In its motion to compel, Creative Kingdoms’ sought production related to Nintendo’s pending patent applications and prosecution files.  Creative argued that Nintendo had only produced its public applications and prosecution histories, but that it was it was entitled to full discovery of all applications and files relating to the accused products. Creative Kingdoms argued that it was entitled to these documents because the applications were filed with declarations linking the patents to the commercial Wii system and because the applications include the same terms used Creative Kingdom’s patents.  Nintendo opposed the motion, arguing that it had already produced highly technical information as to the accused products and had provided and identified a variety of patent files and information.  As to the declarations, Nintendo asserted that the histories of the provided and identified patents contained declarations with the same statements regarding the commercial Wii system.  Nintendo indicated the only patent files not produced or identified as publicly available were unpublished applications neither discussing Creative Kingdom’s patents nor including the declaration.  The Commission Investigative Staff did not file a response.
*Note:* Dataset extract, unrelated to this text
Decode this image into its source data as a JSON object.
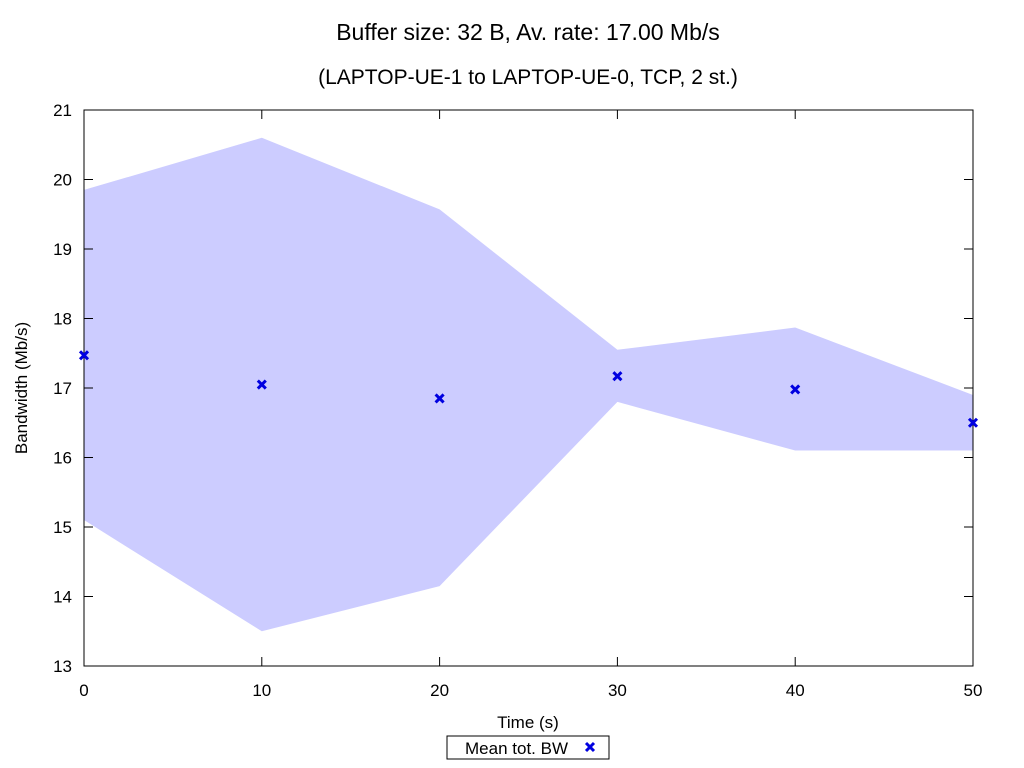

In the Order, ALJ Bullock determined that Nintendo’s descriptions of its own products in its own patent applications were not relevant as to whether those products would infringe Creative Kingdom’s patents.  Thus, the ALJ stated that Creative Kingdoms had failed to show the information sought would be relevant in light of discovery already produced, with one exception.  ALJ Bullock determined that the pending patent applications and prosecution files might be relevant to the extent they discussed prior art asserted in the investigation.  The ALJ determined that Creative Kingdoms was entitled to establish whether Nintendo had taken a position during the patents’ prosecution which would be contrary to its position in the investigation.  Thus, ALJ Bullock granted Creative Kingdom’s motion in-part, ordering that any Nintendo patent applications and prosecution files containing statements as to prior art relied on by Nintendo in the investigation be produced.